2DistractionSkipping while answering trivia questionsLoss of timing or rhythm?
3Surface ChallengeBalance pads & cones circuitStability and control?
4Reaction TimeDrop-and-catch ball challengeQuickness, timing
5Space/EnvironmentSmall vs large space throwing accuracyAdjusting body movement?
6Confidence/MoodSilly costume challenge (performing while observed)Hesitation, posture?

Student Roles:

  • 1-2 Performers
  • 1-2 Observers (use checklist)
  • 1 Timer/Manager

Rotate every 3 minutes


Collaborative Reflective Task (15 minutes)

Movement Analysis & Feedback

Back in pairs, students reflect on their recorded observations of a peer at the circuit.

Student task:

  • Share what they observed.
  • Use the sentence starter: “When you were doing Station __, I noticed...”
  • Offer one piece of positive feedback and one improvement idea, using terminology from vocabulary board.

Teacher moves around prompting questions:

  • “How did fatigue make movement harder?”
  • “What surprised you in the distracted skipping activity?”

Whole-Class Discussion (10 minutes)

Build the “Performance Pyramid”

On the whiteboard, the teacher draws a large pyramid. Students contribute by writing down (or saying aloud) the personal or environmental factors they found most impactful, placing them at different levels (base = high impact, top = low impact).

Encourage debate: Why is fatigue more influential than space for some? Could this change per sport?


Exit Ticket (5 minutes)

Hand each student a half-slip with two prompts:

  1. One factor that significantly affects my performance:
  2. One thing I can do to improve my performance next time:

Students submit on the way out. Teacher collects as formative data.


Differentiation & Inclusion

  • EAL/D Students: Vocabulary board with illustrated examples and sentence stems.
  • Students with disabilities or injuries: Modify stations (e.g., seated reaction activities, visual distraction tasks).
  • High-achieving students: Introduce biomechanics terminology or ask them to model complex movements for analysis.

Assessment Strategies

Formative:

  • Observation during stations via checklist.
  • Quality and detail of peer feedback during analysis phase.
  • Exit ticket responses as insight into student understanding and self-awareness.

Reflection & Teacher Notes

  • Which stations prompted the most insightful discussions?
  • Did any students show unexpected leadership or spatial awareness?
  • Were certain environmental factors undervalued by students – why?

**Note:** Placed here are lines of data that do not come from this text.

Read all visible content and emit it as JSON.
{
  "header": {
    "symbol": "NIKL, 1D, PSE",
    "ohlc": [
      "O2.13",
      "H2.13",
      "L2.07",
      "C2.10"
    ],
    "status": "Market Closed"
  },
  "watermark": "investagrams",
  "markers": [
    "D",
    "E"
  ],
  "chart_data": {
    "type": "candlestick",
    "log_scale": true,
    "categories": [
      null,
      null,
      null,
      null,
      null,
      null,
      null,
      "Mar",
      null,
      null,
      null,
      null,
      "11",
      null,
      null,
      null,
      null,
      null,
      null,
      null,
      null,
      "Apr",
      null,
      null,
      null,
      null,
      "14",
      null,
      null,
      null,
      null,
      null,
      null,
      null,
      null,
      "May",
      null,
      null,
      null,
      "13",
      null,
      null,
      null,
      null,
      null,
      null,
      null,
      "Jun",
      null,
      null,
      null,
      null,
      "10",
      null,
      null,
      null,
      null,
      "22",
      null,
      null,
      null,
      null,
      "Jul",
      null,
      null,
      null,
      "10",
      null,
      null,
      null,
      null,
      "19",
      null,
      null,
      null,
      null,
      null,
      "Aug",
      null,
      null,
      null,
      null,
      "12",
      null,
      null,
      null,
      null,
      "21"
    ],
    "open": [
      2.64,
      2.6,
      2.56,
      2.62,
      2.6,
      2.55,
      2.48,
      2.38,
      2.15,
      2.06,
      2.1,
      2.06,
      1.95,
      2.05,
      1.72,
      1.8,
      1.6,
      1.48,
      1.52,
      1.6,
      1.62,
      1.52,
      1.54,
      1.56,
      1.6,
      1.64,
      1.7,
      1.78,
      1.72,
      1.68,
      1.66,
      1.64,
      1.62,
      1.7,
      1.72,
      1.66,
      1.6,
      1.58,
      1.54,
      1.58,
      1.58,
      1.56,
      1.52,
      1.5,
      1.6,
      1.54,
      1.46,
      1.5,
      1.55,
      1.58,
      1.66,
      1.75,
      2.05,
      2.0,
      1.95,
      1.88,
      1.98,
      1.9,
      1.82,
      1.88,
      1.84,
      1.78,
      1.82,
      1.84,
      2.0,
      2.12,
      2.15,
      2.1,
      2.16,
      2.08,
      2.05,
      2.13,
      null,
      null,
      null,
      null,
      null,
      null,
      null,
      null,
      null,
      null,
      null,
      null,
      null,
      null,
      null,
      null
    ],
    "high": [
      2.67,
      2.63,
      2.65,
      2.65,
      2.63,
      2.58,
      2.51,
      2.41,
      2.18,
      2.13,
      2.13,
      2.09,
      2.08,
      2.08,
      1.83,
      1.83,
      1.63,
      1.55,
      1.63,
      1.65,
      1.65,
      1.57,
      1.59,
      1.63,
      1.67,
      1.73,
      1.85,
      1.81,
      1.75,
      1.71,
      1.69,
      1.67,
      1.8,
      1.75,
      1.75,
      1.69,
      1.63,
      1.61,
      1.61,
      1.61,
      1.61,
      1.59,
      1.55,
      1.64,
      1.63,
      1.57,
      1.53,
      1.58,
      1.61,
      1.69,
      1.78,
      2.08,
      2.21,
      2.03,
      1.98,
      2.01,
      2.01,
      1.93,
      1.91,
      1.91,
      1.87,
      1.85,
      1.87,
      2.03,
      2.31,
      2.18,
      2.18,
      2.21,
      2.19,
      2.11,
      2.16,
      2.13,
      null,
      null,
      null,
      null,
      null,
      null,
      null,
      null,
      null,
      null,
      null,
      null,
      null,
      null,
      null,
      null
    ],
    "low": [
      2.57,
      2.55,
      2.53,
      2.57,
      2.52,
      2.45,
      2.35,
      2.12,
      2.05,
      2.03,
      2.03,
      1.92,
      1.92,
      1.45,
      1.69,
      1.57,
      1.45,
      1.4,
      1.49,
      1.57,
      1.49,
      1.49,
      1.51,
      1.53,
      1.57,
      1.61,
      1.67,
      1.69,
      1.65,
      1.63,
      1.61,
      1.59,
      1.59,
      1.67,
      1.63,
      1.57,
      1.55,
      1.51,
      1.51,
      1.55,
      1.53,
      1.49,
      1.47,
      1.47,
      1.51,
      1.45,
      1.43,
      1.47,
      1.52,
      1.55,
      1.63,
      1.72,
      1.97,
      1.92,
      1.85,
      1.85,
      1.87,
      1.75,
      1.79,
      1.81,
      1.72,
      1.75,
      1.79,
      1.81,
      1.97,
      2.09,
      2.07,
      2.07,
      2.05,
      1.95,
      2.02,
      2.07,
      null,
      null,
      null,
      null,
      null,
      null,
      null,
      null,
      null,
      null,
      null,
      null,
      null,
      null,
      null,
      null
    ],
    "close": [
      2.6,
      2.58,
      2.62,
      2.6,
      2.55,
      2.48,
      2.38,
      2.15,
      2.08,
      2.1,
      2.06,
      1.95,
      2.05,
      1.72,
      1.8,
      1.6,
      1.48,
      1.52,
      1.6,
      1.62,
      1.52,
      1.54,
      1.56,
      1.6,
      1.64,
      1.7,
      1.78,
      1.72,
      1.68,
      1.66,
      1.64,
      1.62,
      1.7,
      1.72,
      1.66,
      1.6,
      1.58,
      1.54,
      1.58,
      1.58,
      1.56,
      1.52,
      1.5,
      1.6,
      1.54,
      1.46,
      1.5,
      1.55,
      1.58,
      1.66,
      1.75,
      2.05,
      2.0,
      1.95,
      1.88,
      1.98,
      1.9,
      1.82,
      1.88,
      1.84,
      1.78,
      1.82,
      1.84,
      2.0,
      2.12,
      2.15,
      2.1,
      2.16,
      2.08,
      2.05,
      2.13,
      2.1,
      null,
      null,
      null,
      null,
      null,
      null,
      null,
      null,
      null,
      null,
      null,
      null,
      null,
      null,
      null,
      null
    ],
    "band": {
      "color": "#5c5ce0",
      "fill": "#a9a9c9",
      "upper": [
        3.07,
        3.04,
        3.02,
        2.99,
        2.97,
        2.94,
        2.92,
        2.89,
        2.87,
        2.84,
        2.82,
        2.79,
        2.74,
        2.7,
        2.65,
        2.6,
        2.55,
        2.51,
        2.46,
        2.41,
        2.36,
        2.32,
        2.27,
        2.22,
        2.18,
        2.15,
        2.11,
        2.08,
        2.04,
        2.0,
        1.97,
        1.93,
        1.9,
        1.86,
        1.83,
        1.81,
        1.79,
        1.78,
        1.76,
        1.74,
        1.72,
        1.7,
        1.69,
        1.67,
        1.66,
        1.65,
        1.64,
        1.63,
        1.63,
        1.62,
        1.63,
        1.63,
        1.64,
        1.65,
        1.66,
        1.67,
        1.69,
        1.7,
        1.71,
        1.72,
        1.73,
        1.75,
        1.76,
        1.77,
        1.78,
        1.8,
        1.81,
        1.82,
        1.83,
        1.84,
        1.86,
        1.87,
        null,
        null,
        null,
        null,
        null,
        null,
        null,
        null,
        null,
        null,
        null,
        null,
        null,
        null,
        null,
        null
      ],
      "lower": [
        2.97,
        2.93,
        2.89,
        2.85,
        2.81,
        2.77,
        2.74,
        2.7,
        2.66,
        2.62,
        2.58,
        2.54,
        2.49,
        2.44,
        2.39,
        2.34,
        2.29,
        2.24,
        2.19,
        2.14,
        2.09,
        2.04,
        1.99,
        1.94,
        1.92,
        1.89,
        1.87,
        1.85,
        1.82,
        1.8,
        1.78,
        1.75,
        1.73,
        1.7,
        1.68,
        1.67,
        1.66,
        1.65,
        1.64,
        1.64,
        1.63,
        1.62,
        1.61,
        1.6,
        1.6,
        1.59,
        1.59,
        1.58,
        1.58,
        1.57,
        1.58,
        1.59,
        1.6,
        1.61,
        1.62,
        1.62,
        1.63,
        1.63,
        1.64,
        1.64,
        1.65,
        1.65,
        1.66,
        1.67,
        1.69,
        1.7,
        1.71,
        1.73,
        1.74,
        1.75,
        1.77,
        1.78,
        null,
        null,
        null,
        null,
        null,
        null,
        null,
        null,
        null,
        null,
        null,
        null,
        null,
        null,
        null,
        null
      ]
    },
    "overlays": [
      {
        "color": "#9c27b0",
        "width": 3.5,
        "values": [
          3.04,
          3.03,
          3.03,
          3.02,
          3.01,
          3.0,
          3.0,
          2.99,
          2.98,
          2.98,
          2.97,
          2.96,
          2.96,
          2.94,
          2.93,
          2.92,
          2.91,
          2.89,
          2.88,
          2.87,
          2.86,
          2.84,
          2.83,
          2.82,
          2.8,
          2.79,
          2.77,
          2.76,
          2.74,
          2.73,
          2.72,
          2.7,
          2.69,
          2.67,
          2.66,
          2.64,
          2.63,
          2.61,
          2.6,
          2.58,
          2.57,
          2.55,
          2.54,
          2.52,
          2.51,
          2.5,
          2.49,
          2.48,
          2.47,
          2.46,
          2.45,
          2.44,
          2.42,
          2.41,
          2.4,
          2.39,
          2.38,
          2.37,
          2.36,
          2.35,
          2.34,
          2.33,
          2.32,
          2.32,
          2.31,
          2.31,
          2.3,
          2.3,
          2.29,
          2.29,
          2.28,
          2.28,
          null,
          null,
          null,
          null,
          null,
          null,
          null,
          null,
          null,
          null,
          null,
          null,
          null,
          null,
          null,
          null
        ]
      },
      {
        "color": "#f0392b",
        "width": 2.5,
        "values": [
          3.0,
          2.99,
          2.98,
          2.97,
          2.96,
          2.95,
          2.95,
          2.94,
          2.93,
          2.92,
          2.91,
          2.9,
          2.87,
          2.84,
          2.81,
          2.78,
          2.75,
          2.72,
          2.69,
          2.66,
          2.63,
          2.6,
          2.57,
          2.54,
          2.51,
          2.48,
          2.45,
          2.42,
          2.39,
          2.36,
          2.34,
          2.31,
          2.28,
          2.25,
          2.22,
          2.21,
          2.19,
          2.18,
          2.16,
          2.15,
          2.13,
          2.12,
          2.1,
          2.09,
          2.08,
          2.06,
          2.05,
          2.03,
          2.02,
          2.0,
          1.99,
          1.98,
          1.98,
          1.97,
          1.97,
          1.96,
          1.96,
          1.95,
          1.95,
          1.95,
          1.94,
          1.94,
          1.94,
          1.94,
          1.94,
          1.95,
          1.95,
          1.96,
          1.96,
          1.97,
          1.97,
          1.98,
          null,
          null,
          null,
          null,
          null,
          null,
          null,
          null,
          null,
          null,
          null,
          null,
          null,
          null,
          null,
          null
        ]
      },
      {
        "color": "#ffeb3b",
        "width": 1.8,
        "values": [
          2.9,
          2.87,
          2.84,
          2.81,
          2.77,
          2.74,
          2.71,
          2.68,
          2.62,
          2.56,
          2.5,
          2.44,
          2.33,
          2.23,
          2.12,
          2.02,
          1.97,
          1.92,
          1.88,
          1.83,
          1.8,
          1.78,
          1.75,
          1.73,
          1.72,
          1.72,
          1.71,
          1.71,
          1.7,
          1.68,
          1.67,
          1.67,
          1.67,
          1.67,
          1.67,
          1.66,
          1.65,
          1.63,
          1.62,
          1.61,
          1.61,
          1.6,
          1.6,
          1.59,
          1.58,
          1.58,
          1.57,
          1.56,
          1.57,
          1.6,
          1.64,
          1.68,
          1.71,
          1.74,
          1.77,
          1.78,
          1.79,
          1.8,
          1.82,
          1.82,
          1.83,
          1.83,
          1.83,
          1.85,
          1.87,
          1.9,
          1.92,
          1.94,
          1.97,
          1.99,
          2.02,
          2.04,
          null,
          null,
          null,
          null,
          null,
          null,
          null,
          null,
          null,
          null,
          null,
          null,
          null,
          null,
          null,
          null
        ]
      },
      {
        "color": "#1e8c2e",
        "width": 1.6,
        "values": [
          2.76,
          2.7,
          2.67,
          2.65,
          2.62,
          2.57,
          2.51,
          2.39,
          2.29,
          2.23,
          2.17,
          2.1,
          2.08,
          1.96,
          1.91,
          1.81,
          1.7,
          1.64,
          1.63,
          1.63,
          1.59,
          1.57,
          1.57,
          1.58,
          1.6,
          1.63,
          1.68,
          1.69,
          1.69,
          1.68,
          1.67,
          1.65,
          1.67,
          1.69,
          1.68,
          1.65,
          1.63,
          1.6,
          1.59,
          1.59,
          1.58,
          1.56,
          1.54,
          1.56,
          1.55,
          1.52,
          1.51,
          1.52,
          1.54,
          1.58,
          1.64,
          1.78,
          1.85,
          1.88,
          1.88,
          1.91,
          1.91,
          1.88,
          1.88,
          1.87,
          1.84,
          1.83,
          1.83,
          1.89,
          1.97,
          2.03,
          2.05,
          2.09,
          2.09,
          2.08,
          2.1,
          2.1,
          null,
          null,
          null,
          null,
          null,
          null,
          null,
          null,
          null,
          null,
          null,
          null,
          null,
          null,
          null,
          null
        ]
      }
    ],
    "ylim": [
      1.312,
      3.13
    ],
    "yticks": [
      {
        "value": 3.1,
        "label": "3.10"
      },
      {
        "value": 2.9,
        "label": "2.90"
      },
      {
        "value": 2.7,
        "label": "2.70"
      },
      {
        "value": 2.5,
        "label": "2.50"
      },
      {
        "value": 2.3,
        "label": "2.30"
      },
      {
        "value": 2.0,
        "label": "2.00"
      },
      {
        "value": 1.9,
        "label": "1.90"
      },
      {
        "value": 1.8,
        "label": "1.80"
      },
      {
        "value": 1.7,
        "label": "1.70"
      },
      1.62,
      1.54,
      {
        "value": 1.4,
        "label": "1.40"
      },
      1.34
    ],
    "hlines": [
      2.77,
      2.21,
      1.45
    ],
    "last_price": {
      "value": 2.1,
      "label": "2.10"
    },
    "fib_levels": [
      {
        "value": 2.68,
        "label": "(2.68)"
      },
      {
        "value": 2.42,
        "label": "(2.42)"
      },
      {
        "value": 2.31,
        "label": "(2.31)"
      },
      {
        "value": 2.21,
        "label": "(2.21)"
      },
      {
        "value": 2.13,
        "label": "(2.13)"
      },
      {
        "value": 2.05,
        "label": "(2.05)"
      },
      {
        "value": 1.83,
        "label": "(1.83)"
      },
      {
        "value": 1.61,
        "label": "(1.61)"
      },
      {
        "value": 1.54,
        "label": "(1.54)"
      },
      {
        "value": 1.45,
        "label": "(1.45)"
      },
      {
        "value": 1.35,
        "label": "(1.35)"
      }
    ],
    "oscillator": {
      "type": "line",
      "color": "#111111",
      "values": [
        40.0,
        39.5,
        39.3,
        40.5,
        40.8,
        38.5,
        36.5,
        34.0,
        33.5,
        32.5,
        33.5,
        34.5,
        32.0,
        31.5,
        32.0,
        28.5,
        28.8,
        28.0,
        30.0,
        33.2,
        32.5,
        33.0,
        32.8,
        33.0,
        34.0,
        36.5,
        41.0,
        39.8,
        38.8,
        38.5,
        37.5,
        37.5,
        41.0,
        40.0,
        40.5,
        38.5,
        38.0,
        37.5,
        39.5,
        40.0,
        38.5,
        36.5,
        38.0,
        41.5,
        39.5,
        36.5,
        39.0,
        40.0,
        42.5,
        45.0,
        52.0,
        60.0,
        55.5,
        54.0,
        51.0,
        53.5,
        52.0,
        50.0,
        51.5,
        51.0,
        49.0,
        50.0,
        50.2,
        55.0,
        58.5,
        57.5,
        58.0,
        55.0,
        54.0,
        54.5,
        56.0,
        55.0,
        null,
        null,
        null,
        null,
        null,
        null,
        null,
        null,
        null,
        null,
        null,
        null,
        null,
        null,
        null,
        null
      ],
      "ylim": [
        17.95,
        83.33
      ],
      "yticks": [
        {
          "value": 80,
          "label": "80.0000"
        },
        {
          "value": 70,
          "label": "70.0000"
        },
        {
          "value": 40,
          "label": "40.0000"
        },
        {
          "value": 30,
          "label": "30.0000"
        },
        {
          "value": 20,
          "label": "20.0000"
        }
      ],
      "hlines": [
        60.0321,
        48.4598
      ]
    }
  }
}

To be used when planning follow-up Session 2: "Applying Feedback to Improve Performance"


Next Lesson Preview

Lesson 2: Applying Feedback to Improve Performance

  • Students will learn to implement peer and teacher feedback to refine skills.
  • Focus on goal-setting and skill enhancement.

Final Notes

This lesson encourages deep reflection on personal limits and capabilities. It prompts students not only to move, but to think like collaborators and problem-solvers. By engaging with real-world scenarios and physical simulations, students begin building a toolkit for lifelong movement literacy – a key goal of the Australian Curriculum.